Disjunctive rules for poisonous mushrooms, from most general
    to most specific:

    P_1) odor=NOT(almond.OR.anise.OR.none)
         120 poisonous cases missed, 98.52% accuracy

    P_2) spore-print-color=green
         48 cases missed, 99.41% accuracy
         
    P_3) odor=none.AND.stalk-surface-below-ring=scaly.AND.
              (stalk-color-above-ring=NOT.brown) 
         8 cases missed, 99.90% accuracy
         
    P_4) habitat=leaves.AND.cap-color=white
             100% accuracy     

    Rule P_4) may also be

    P_4') population=clustered.AND.cap_color=white

    These rule involve 6 attributes (out of 22).

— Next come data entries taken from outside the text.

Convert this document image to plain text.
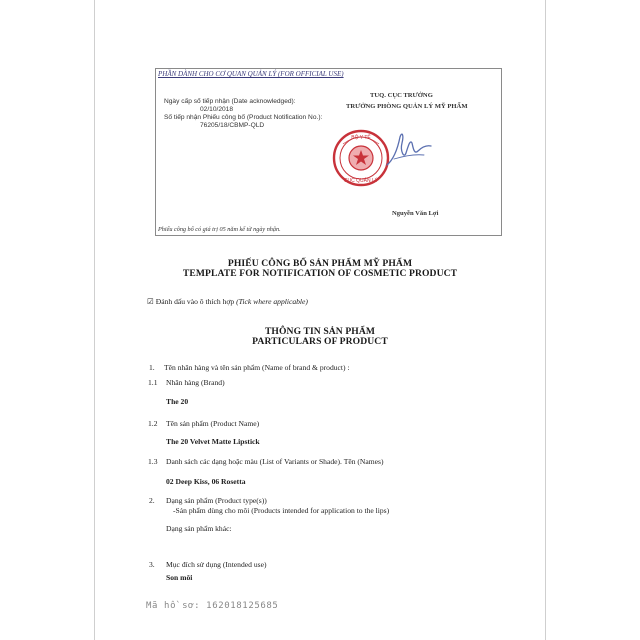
PHẦN DÀNH CHO CƠ QUAN QUẢN LÝ (FOR OFFICIAL USE)
Ngày cấp số tiếp nhận (Date acknowledged):
02/10/2018
Số tiếp nhận Phiếu công bố (Product Notification No.):
76205/18/CBMP-QLD
TUQ. CỤC TRƯỞNG
TRƯỞNG PHÒNG QUẢN LÝ MỸ PHẨM
BỘ Y TẾ
CỤC QUẢN LÝ
Nguyễn Văn Lợi
Phiếu công bố có giá trị 05 năm kể từ ngày nhận.
PHIẾU CÔNG BỐ SẢN PHẨM MỸ PHẨM
TEMPLATE FOR NOTIFICATION OF COSMETIC PRODUCT
☑ Đánh dấu vào ô thích hợp (Tick where applicable)
THÔNG TIN SẢN PHẨM
PARTICULARS OF PRODUCT
1. Tên nhãn hàng và tên sản phẩm (Name of brand & product) :
1.1 Nhãn hàng (Brand)
The 20
1.2 Tên sản phẩm (Product Name)
The 20 Velvet Matte Lipstick
1.3 Danh sách các dạng hoặc màu (List of Variants or Shade). Tên (Names)
02 Deep Kiss, 06 Rosetta
2. Dạng sản phẩm (Product type(s))
-Sản phẩm dùng cho môi (Products intended for application to the lips)
Dạng sản phẩm khác:
3. Mục đích sử dụng (Intended use)
Son môi
Mã hồ sơ: 162018125685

Evidently, there’s no distinction being made between training and test sets; but we’ll stay with our 80:20 split anyway. We’ll successively remove all mentioned attributes, starting with the three that enabled 100% accuracy, and continuing our way up. Here are the results I obtained seeding the random number generator like so:

torch_manual_seed(777)

without	accuracy
`cap-color, population, habitat`	0.9938
`cap-color, population, habitat, stalk-surface-below-ring, stalk-color-above-ring`	1
`cap-color, population, habitat, stalk-surface-below-ring, stalk-color-above-ring, spore-print-color`	0.9994
`cap-color, population, habitat, stalk-surface-below-ring, stalk-color-above-ring, spore-print-color, odor`	0.9526

Still 95% correct … While experiments like this are fun, it looks like they can also tell us something serious: Imagine the case of so-called “debiasing” by removing features like race, gender, or income. How many proxy variables may still be left that allow for inferring the masked attributes?

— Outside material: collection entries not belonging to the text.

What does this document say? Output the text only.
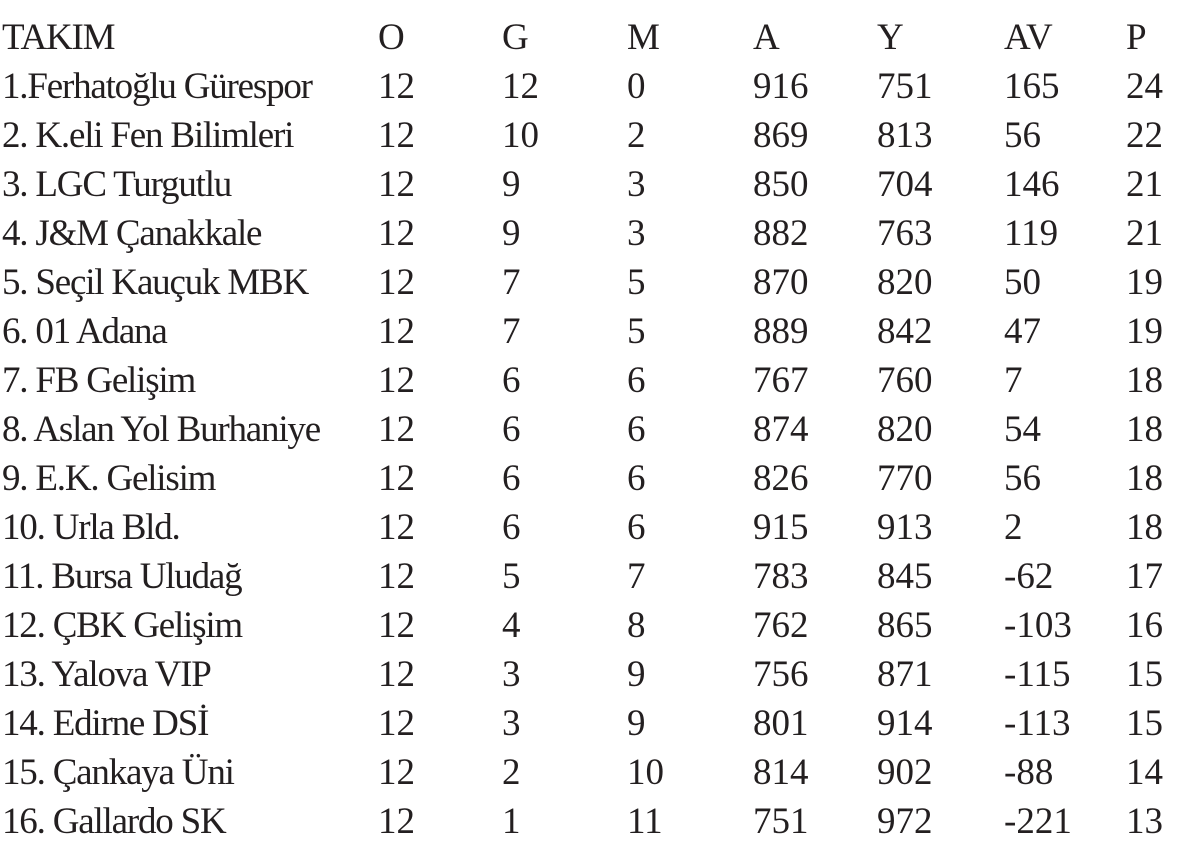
TAKIM	O	G	M	A	Y	AV P
1.Ferhatoğlu Gürespor 12 12 0	916 751 165 24
2. K.eli Fen Bilimleri 12 10 2	869 813 56 22
3. LGC Turgutlu	12 9	3	850 704 146 21
4. J&M Çanakkale	12 9	3	882 763 119 21
5. Seçil Kauçuk MBK 12 7	5	870 820 50 19
6. 01 Adana	12 7	5	889 842 47 19
7. FB Gelişim	12 6	6	767 760 7	18
8. Aslan Yol Burhaniye 12 6	6	874 820 54 18
9. E.K. Gelisim	12 6	6	826 770 56 18
10. Urla Bld.	12 6	6	915 913 2	18
11. Bursa Uludağ	12 5	7	783 845 -62 17
12. ÇBK Gelişim	12 4	8	762 865 -103 16
13. Yalova VIP	12 3	9	756 871 -115 15
14. Edirne DSİ	12 3	9	801 914 -113 15
15. Çankaya Üni	12 2	10 814 902 -88 14
16. Gallardo SK	12 1	11 751 972 -221 13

14.7 A look at the hidden representations

Looking at the weight matrix of an embedding module, what we see are the learned representations of a feature’s values. The first categorical column was cap-shape; let’s extract its corresponding embeddings:

embedding_weights <- vector(mode = "list")
for (i in 1: length(model$embedder$embeddings)) {
  embedding_weights[[i]] <- model$embedder$embeddings[[i]]$parameters$weight$to(device = "cpu")
}

cap_shape_repr <- embedding_weights[[1]]
cap_shape_repr

torch_tensor
-0.0025 -0.1271  1.8077
-0.2367 -2.6165 -0.3363
-0.5264 -0.9455 -0.6702
 0.3057 -1.8139  0.3762
-0.8583 -0.7752  1.0954
 0.2740 -0.7513  0.4879
[ CPUFloatType{6,3} ]

The number of columns is three, since that’s what we chose when creating the embedding layer. The number of rows is six, matching the number of available categories. We may look up per-feature categories in the dataset description (agaricus-lepiota.names):

cap_shapes <- c("bell", "conical", "convex", "flat", "knobbed", "sunken")

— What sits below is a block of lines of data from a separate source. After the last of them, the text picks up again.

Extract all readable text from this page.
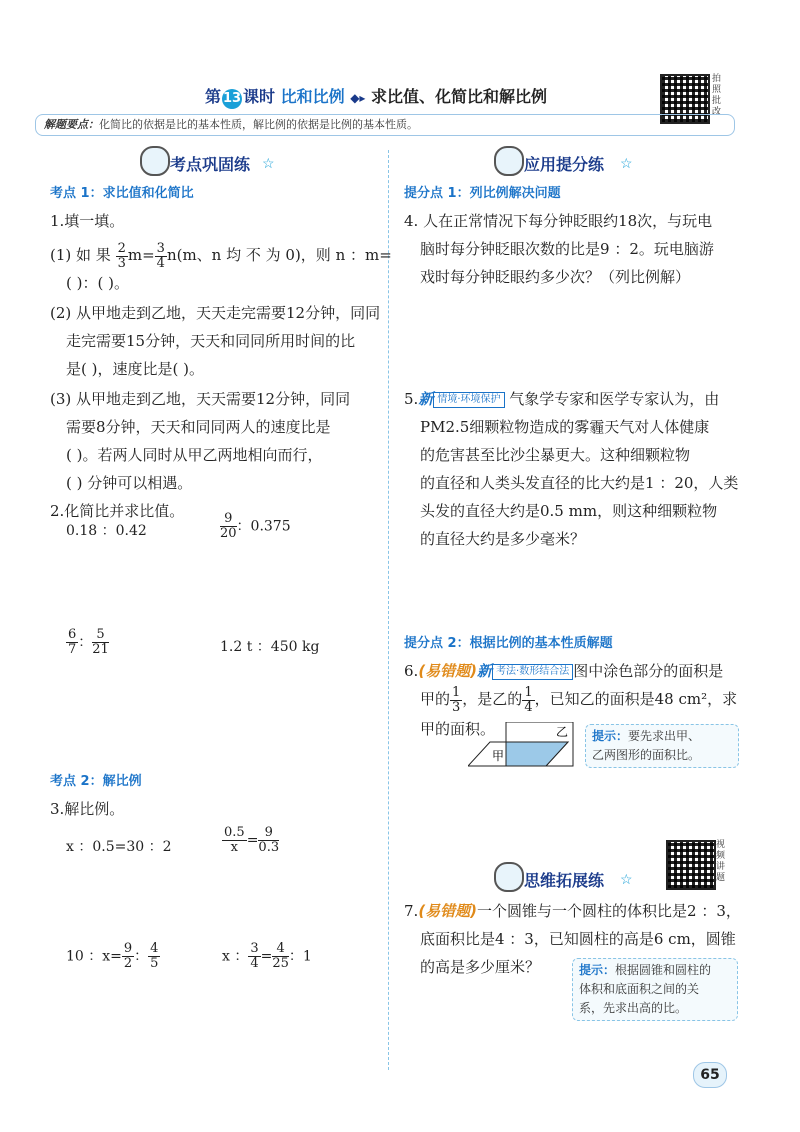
第 13 课时 比和比例 ◆▸ 求比值、化简比和解比例
拍照批改
解题要点：化简比的依据是比的基本性质，解比例的依据是比例的基本性质。
考点巩固练 ☆
考点 1：求比值和化简比
1.填一填。
(1) 如 果 $\frac{2}{3} m= \frac{3}{4} n(m$、n 均 不 为 0)，则 n ：m=
( )：( )。
(2) 从甲地走到乙地，天天走完需要12分钟，同同
走完需要15分钟，天天和同同所用时间的比
是( )，速度比是( )。
(3) 从甲地走到乙地，天天需要12分钟，同同
需要8分钟，天天和同同两人的速度比是
( )。若两人同时从甲乙两地相向而行，
( ) 分钟可以相遇。
2.化简比并求比值。
0.18 ：0.42	$\frac{9}{20}$ ：0.375
$\frac{6}{7}$ ： $\frac{5}{21}$	1.2 t ：450 kg
考点 2：解比例
3.解比例。
x ：0.5=30 ：2	$\frac{0.5}{x} = \frac{9}{0.3}$
10 ：$x= \frac{9}{2}$ ： $\frac{4}{5}$	x ： $\frac{3}{4} = \frac{4}{25}$ ：1
应用提分练 ☆
提分点 1：列比例解决问题
4. 人在正常情况下每分钟眨眼约18次，与玩电
脑时每分钟眨眼次数的比是9 ：2。玩电脑游
戏时每分钟眨眼约多少次？（列比例解）
5.新 情境·环境保护 气象学专家和医学专家认为，由
PM2.5细颗粒物造成的雾霾天气对人体健康
的危害甚至比沙尘暴更大。这种细颗粒物
的直径和人类头发直径的比大约是1 ：20，人类
头发的直径大约是0.5 mm，则这种细颗粒物
的直径大约是多少毫米？
提分点 2：根据比例的基本性质解题
6.(易错题)新 考法·数形结合法 图中涂色部分的面积是
甲的 $\frac{1}{3}$ ，是乙的 $\frac{1}{4}$ ，已知乙的面积是48 cm²，求
甲的面积。
甲
乙	提示：要先求出甲、
乙两图形的面积比。
视频讲题
思维拓展练 ☆
7.(易错题)一个圆锥与一个圆柱的体积比是2 ：3，
底面积比是4 ：3，已知圆柱的高是6 cm，圆锥
的高是多少厘米？	提示：根据圆锥和圆柱的
体积和底面积之间的关
系，先求出高的比。
65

For visualization, it’s convenient to do principal components analysis (but there are other options, like t-SNE). Here are the six cap shapes in two-dimensional space:

pca <- prcomp(cap_shape_repr, center = TRUE, scale. = TRUE, rank = 2)$x[, c("PC1", "PC2")]

pca %>%
  as.data.frame() %>%
  mutate(class = cap_shapes) %>%
  ggplot(aes(x = PC1, y = PC2)) +
  geom_point() +
  geom_label_repel(aes(label = class)) + 
  coord_cartesian(xlim = c(-2, 2), ylim = c(-2, 2)) +
  theme(aspect.ratio = 1) +
  theme_classic()

Naturally, how interesting you find the results depends on how much you care about the hidden representation of a variable. Analyses like these may quickly turn into an activity where extreme caution is to be applied, as any biases in the data will immediately translate into biased representations. Moreover, reduction to two-dimensional space may or may not be adequate.